A gente tinha muita dificuldade de fazer a curadoria — a galera rejeitava mesmo, visualizava e ignorava, e aí era difícil. Foi uma galera que fazia uma pesquisa mais abrangente que começou a topar. E depois que veio o episódio do Febem e do Fleezus, a galera começou tipo: “quero ir nessa parada”. Aí a gente entrou pra segunda temporada, no ano seguinte, e a gente já tinha um volume de pessoas querendo, mas ainda não sendo levado tão a sério — o pessoal marcava com a gente e não ia, e a gente ficava no estúdio.
A parada foi fluindo, e começou a chegar na galera de fora — a gente marcava eles e eles começaram a reagir bem. Alguns produtores ficaram mordidos porque o vídeo, apesar de não bater uma visualização absurda, tava batendo 5.000 visualizações e o cara não tinha 100 plays, mas teve uma galera mais da antiga que super abraçou a gente. A parada foi ficando conhecida e começou a ter um reconhecimento maior na internet.
Fomos chamados pro primeiro festival que foi o BUD VIBES, a gente trabalhou ali nessa curadoria junto com eles, e aí nisso o Oblig entrou em contato e falou que ia vir pro Brasil. A gente não tinha tanta conexão pra fazer evento e um receio também de dar um tiro no pé, então a gente fez um evento menor aqui na Casa 33 em Botafogo pra 80 pessoas, e foi muito irado. Depois fizemos em São Paulo, em parceria com a Peroli e a SIDE, mas a polícia foi lá e tivemos que parar o evento porque a vizinhança reclamou.

Na sequência, o Bugnum1 veio, gravou com a gente, mas já era pandemia — a gente teve que cancelar evento, estagnar as atividades, mas seguimos trabalhando. A gente começou aquele trabalho que foi o Quarentena, que a gente separava o beat e mandava pra três MC’s — eles se gravavam no celular, mandavam, a gente editava o fundo e subia, até a gente conseguir voltar a gravar. Quando as coisas já estavam começando a circular normal, eu falei pra galera: “vamos voltar pro estúdio”.
A galera não tinha muito o que ver e ficou acompanhando a gente no YouTube, descobrindo. Quando entrou essa temporada, aumentou o volume de seguidores no canal e o engajamento acabou sendo maior quando a gente foi voltando aos poucos pra pista.

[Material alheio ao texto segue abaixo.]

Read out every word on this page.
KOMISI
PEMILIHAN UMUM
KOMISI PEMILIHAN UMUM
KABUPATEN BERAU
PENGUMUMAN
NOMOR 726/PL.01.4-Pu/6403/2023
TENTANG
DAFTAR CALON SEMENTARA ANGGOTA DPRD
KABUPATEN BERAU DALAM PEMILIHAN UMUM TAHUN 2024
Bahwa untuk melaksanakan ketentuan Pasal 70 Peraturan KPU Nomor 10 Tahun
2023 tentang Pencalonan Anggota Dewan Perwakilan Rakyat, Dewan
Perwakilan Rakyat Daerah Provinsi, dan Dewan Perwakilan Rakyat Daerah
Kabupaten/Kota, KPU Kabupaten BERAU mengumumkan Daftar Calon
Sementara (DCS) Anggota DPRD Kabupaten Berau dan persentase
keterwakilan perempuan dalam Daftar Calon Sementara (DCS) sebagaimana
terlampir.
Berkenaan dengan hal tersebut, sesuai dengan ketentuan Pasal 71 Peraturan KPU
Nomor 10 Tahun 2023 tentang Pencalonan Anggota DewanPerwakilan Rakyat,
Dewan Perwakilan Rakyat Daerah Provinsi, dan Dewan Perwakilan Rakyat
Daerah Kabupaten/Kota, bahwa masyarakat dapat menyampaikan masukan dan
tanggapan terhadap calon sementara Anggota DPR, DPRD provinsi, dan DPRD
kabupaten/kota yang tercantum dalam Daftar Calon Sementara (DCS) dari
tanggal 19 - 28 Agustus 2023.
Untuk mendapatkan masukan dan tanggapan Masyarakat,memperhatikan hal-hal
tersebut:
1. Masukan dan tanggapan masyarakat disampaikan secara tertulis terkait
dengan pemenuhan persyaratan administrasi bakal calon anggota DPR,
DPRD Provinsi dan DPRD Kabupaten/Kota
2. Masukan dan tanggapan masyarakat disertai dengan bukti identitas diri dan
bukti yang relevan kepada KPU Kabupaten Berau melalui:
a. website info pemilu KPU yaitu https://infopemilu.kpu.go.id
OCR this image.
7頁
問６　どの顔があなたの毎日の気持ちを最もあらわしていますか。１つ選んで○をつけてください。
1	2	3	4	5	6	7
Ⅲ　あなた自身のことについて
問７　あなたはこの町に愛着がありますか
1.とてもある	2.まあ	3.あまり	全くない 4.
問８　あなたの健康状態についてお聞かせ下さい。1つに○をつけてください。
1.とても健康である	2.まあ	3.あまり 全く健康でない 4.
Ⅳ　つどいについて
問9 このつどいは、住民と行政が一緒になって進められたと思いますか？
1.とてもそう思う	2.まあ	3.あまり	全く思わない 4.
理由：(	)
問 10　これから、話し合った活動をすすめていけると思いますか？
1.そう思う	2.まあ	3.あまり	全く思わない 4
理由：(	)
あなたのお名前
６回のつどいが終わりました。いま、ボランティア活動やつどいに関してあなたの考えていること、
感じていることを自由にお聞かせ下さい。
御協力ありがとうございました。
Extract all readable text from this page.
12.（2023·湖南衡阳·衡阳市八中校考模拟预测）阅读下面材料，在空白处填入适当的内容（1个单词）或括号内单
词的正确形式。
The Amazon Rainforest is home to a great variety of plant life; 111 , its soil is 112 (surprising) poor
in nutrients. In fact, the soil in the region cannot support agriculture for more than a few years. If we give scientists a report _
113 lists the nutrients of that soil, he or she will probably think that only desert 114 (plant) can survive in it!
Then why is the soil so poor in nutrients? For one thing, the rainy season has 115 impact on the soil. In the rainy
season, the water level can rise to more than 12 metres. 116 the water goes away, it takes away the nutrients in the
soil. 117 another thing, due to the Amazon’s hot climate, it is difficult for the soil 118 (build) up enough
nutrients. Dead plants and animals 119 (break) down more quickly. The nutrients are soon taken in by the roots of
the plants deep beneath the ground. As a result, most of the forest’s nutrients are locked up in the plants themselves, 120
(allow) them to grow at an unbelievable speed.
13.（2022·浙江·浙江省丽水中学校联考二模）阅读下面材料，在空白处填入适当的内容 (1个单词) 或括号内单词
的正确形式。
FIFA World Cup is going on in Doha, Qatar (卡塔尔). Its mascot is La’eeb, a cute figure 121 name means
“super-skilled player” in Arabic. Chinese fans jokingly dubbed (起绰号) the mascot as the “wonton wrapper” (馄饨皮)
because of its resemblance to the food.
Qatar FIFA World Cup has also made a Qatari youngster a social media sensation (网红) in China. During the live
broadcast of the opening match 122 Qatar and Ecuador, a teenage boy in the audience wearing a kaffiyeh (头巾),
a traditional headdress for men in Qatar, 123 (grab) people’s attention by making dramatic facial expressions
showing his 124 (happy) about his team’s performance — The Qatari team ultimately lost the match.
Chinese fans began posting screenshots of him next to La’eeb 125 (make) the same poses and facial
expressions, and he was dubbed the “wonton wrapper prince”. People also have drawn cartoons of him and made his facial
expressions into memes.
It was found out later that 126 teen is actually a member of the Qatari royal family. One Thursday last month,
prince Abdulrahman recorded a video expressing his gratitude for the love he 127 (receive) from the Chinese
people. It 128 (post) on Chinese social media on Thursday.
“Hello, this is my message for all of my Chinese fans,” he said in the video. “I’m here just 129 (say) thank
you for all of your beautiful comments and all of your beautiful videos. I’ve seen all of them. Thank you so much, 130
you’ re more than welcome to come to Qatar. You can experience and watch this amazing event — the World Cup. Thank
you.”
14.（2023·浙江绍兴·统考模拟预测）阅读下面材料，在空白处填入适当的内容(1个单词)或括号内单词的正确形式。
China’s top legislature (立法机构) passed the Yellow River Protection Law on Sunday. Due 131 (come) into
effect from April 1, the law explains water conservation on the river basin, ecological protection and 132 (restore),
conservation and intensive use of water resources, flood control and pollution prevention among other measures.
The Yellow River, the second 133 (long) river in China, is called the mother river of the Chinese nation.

E tipo, não é dizer que nós somos os pioneiros — o que a gente queria era realmente facilitar o entendimento, porque a cena do trap tava produzindo as mesmas coisas, era a mesma parada rolando o tempo inteiro. Os mesmos eventos, vários DJs fodas que não estavam na pista porque tentavam fazer algo diferente. O grime já rolava aqui, mas aquele disco do Skepta acabou tendo um giro maior, a galera teve mais receptividade, e nessa brecha, veio o Brasil Grime Show e as coisas foram fluindo.

Esse processo todo resultou na criação de um movimento que serviu e serve de referência para uma geração enorme de jovens. Como é olhar para esse impacto e para as transformações que vieram junto com o Brasil Grime Show?
A gente deu muitas entrevistas pra TCC, e é muito doido, a galera toda hora procurava a gente. Recentemente a gente participou da pesquisa de uma mestranda — ela passou agora pro doutorado dela — que tinha feito o TCC falando do VND e depois no mestrado falou sobre a cena de grime, é muito irado isso.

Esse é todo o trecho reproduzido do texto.